5 reasons why I’d happily move to Hobbiton


My mum first read The Hobbit to me when I was about five, sparking a desire to meet one of the hairy-footed do-gooders. More than just an unlikely encounter on the street on the way to school, I longed to visit them in their magical homeland which sounded to me like a cross between the Devon countryside and the moon.

Although that dream was buried beneath others as I grew older, it recently bubbled to the surface once again. For Peter Jackson’s Lord of the Rings trilogy and subsequent Hobbit movies have seen the land of the diminutive inhabitants of Middle Earth recreated in New Zealand’s North Island, just a couple of hours outside of Auckland near a place called Matamata.

Formerly the domain of only sheep, the farm of the Alexander family is now home to a film set, complete with Hobbit holes and the Green Dragon Inn. Although it’s not a theme park (meaning the chances of sighting on of the little guys remains a little slim and the houses are mere shells), it has been built to painstaking detail, spiriting visitors away to the realms of Middle Earth – even those that have never heard of JRR Tolkien.

Here are five reasons why I’d happily move to Hobbiton:

1 – Because the “Shire” is breathtakingly beautiful.


The area of Matamata is blessed with rolling green hills dotted prettily with sheep. Not only is it beautiful despite the clouds which hang ominously in the sky on the day I visit, but it’s just how one might have imagined the home of the Hobbits to look.
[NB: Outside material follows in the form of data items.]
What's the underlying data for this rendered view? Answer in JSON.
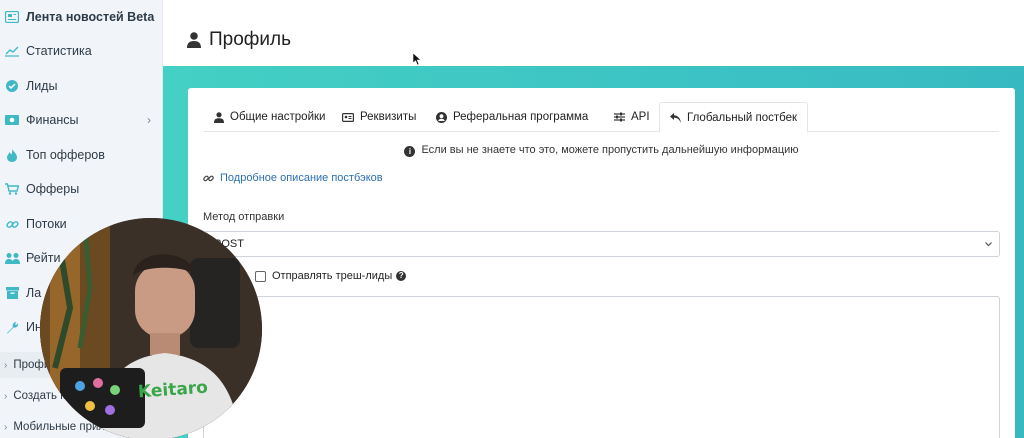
{
  "sidebar": {
    "items": [
      {
        "label": "Лента новостей Beta",
        "icon": "newspaper-icon"
      },
      {
        "label": "Статистика",
        "icon": "chart-line-icon"
      },
      {
        "label": "Лиды",
        "icon": "check-circle-icon"
      },
      {
        "label": "Финансы",
        "icon": "money-icon",
        "chevron": "›"
      },
      {
        "label": "Топ офферов",
        "icon": "fire-icon"
      },
      {
        "label": "Офферы",
        "icon": "cart-icon"
      },
      {
        "label": "Потоки",
        "icon": "link-icon"
      },
      {
        "label": "Рейти",
        "icon": "users-icon"
      },
      {
        "label": "Ла",
        "icon": "archive-icon"
      },
      {
        "label": "Ин",
        "icon": "wrench-icon"
      }
    ],
    "sub_items": [
      {
        "label": "Профи"
      },
      {
        "label": "Создать к"
      },
      {
        "label": "Мобильные прилож"
      }
    ]
  },
  "header": {
    "title": "Профиль",
    "icon": "user-icon"
  },
  "tabs": [
    {
      "label": "Общие настройки",
      "icon": "user-icon"
    },
    {
      "label": "Реквизиты",
      "icon": "id-card-icon"
    },
    {
      "label": "Реферальная программа",
      "icon": "user-circle-icon"
    },
    {
      "label": "API",
      "icon": "sliders-icon"
    },
    {
      "label": "Глобальный постбек",
      "icon": "reply-icon",
      "active": true
    }
  ],
  "notice": {
    "text": "Если вы не знаете что это, можете пропустить дальнейшую информацию",
    "icon": "info-circle-icon"
  },
  "doc_link": {
    "text": "Подробное описание постбэков",
    "icon": "link-icon"
  },
  "method": {
    "label": "Метод отправки",
    "value": "POST"
  },
  "trash_leads": {
    "label": "Отправлять треш-лиды",
    "checked": false,
    "help": "?"
  },
  "webcam": {
    "shirt_text": "Keitaro"
  },
  "colors": {
    "accent_teal": "#3cc3c4",
    "sidebar_bg": "#f1f5f9",
    "link": "#2a6fb0"
  }
}
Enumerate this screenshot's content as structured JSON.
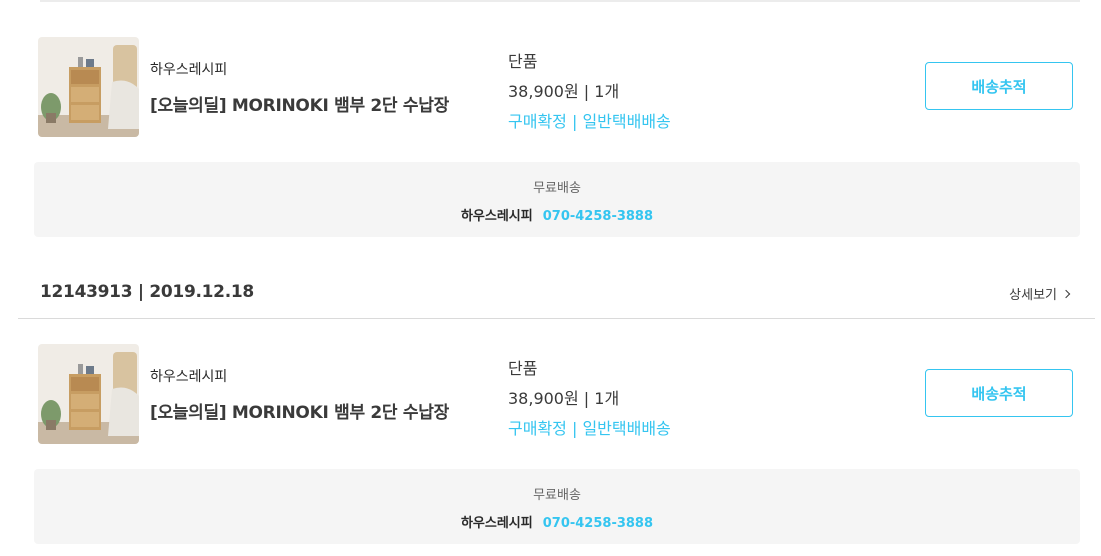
{
  "colors": {
    "accent": "#35c5f0",
    "box_bg": "#f5f5f5",
    "text": "#292929"
  },
  "order": {
    "title": "12143913 | 2019.12.18",
    "detail_link": "상세보기"
  },
  "items": [
    {
      "seller": "하우스레시피",
      "product": "[오늘의딜] MORINOKI 뱀부 2단 수납장",
      "option": "단품",
      "price": "38,900원 | 1개",
      "status": "구매확정 | 일반택배배송",
      "button": "배송추적",
      "shipping": {
        "type": "무료배송",
        "seller": "하우스레시피",
        "phone": "070-4258-3888"
      }
    },
    {
      "seller": "하우스레시피",
      "product": "[오늘의딜] MORINOKI 뱀부 2단 수납장",
      "option": "단품",
      "price": "38,900원 | 1개",
      "status": "구매확정 | 일반택배배송",
      "button": "배송추적",
      "shipping": {
        "type": "무료배송",
        "seller": "하우스레시피",
        "phone": "070-4258-3888"
      }
    }
  ]
}
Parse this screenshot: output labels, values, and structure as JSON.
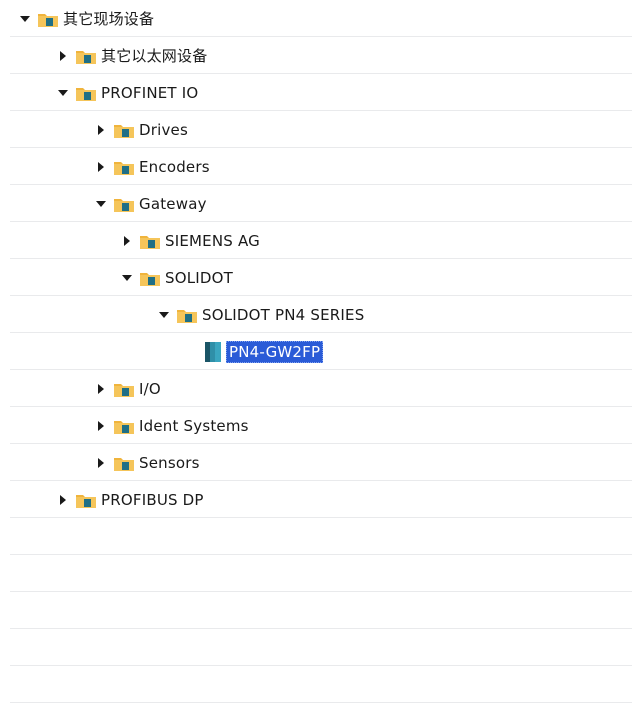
{
  "tree": {
    "root": {
      "label": "其它现场设备",
      "icon": "folder-icon",
      "expanded": true
    },
    "items": [
      {
        "label": "其它以太网设备",
        "expanded": false
      },
      {
        "label": "PROFINET IO",
        "expanded": true
      },
      {
        "label": "Drives",
        "expanded": false
      },
      {
        "label": "Encoders",
        "expanded": false
      },
      {
        "label": "Gateway",
        "expanded": true
      },
      {
        "label": "SIEMENS AG",
        "expanded": false
      },
      {
        "label": "SOLIDOT",
        "expanded": true
      },
      {
        "label": "SOLIDOT PN4 SERIES",
        "expanded": true
      },
      {
        "label": "PN4-GW2FP",
        "icon": "device-module-icon",
        "selected": true
      },
      {
        "label": "I/O",
        "expanded": false
      },
      {
        "label": "Ident Systems",
        "expanded": false
      },
      {
        "label": "Sensors",
        "expanded": false
      },
      {
        "label": "PROFIBUS DP",
        "expanded": false
      }
    ]
  },
  "colors": {
    "selection": "#2a5bd7",
    "folder": "#f0b43c",
    "device": "#1f6f86"
  }
}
That’s partly why the makers of the Lord of the Rings trilogy and the subsequent Hobbit movies chose the location, I am told. But the clincher was the farm’s striking tree which was how they pictured the party tree from the book, under which Bilbo announced he was leaving the Shire.

2 – Who wouldn’t want a Hobbit house?


Tucked into the hills with small colourful wooden doors, the little Hobbit houses are compact but cute – perfectly sized for a mini human such as myself, and small enough to mean minimal chores. Although there’s nothing inside them, at least not yet, the front yards are filled with wheelbarrows filled with root vegetables and lines of laundry hanging out to dry providing a snapshot of daily Hobbit life. Don’t expect to come face to face with a wandering Hobbit inhabitant however – the film set is committed to not becoming a theme park-style attraction, I am told. Although never say never.
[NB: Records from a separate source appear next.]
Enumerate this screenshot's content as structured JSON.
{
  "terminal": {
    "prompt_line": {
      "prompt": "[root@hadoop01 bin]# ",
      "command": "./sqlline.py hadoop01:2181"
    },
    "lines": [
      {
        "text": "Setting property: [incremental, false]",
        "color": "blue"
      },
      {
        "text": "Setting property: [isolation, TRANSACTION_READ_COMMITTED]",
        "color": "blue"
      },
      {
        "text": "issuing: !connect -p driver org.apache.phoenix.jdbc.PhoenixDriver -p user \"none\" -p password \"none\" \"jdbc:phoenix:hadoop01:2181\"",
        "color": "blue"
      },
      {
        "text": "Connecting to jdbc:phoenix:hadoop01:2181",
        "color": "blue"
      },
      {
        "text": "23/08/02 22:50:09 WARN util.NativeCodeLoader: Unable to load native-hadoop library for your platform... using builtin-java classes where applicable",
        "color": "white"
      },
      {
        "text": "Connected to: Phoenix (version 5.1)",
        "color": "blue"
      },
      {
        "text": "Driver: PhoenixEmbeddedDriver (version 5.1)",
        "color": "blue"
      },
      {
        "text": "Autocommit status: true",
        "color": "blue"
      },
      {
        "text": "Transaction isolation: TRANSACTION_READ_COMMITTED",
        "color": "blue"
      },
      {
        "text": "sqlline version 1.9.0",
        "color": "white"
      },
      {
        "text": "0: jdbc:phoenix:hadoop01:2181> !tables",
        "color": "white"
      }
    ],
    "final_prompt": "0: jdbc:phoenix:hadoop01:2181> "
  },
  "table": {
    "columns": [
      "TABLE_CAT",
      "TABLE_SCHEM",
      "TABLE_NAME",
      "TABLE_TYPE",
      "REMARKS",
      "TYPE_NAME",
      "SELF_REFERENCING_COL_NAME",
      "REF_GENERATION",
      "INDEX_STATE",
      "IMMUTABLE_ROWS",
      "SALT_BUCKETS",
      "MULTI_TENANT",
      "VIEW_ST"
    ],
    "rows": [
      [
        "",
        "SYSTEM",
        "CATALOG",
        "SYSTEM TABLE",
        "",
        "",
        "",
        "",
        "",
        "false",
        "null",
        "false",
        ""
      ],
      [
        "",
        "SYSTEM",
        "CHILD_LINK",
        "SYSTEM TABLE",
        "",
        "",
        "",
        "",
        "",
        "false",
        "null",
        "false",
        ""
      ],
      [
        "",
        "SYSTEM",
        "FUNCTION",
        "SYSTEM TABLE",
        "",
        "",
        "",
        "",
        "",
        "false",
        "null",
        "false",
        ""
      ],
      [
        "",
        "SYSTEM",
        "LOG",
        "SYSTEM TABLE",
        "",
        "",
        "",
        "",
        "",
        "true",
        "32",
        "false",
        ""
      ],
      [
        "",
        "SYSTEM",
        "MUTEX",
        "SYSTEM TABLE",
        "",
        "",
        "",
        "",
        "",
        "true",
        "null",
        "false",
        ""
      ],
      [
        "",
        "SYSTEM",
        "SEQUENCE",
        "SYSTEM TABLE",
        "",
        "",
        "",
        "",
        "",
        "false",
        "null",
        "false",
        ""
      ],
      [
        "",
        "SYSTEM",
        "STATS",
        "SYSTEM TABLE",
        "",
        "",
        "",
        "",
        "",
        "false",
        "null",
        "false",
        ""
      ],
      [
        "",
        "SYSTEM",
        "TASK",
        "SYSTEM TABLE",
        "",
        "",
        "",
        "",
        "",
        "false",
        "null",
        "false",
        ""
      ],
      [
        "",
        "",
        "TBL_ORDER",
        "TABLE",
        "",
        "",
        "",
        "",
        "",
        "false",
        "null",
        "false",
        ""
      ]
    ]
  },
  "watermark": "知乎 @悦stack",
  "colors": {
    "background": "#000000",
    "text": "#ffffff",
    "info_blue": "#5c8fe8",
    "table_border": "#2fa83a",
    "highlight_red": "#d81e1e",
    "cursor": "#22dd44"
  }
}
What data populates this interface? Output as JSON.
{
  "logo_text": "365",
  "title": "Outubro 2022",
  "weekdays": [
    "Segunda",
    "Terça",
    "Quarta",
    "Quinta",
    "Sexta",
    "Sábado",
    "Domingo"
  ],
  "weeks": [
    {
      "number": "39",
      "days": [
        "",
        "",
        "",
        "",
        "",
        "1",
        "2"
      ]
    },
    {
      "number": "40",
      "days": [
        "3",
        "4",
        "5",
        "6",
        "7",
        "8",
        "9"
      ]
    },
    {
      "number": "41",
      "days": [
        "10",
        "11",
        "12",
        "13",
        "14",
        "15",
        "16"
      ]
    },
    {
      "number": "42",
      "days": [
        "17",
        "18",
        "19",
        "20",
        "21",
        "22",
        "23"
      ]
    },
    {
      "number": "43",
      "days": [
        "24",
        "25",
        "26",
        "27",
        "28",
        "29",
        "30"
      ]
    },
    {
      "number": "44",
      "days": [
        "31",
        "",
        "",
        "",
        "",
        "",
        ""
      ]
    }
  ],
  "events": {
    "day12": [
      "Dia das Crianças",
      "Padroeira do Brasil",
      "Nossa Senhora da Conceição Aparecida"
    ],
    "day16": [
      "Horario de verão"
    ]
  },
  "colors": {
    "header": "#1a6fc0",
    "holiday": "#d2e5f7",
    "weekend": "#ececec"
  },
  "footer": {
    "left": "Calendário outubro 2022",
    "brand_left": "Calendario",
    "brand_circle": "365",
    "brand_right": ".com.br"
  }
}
3 – I’d have an awesome local boozer


While the movie scenes set in the Green Dragon Inn were filmed in studios in Wellington, the pub has been faithfully recreated at Hobbiton and is now incorporated as part of a tour of the set. Strongly reminiscent of an English country pub, it features roaring fireplaces, tankards of exclusive Southfarthing ale (or cider or ginger beer) and atmospheric wooden furnishings. The menu here is suitably hearty with Hobbit favourites such as pies, roasted hunks of meat, freshly baked bread, piping hot roast potatoes, all finished off with desserts such as apple crumble – which I polish off with custard of course.

4 – I’d be allowed to have hairy feet


Who wouldn’t want an excuse to have hairy feet? Although sneered at by human folk, furry toes are considered standard in the realm of the Hobbits. Along with being pretty small so I’d fit right in (not that my feet are particularly bristly!). Beyond that, being a Hobbit brings a host of other benefits. There’s a chance to meet Gandalf, perhaps play an important role in securing the future of Middle Earth and the likelihood of spending my Saturday nights at the Green Dragon.

5 – It’s a great spot for a party

Partyviewof GreenDragon

Anyone partial to a good old-fashioned knees up would enjoy a Hobbit-style fiesta. The hairy-footed creatures throw a pretty decent party with twirling dancing, frothing tankards of ale, theatrical fireworks displays, and the odd touch of drama. The party setting alone is enough of a draw, beside a serene lake and beneath the shelter of the imposing party tree. You can, in fact, hold your own party in Hobbiton, either in the Green Dragon or in the party marquee – a replica of the marquee from Bilbo’s eleventy-first birthday party that caters to up to 220 people.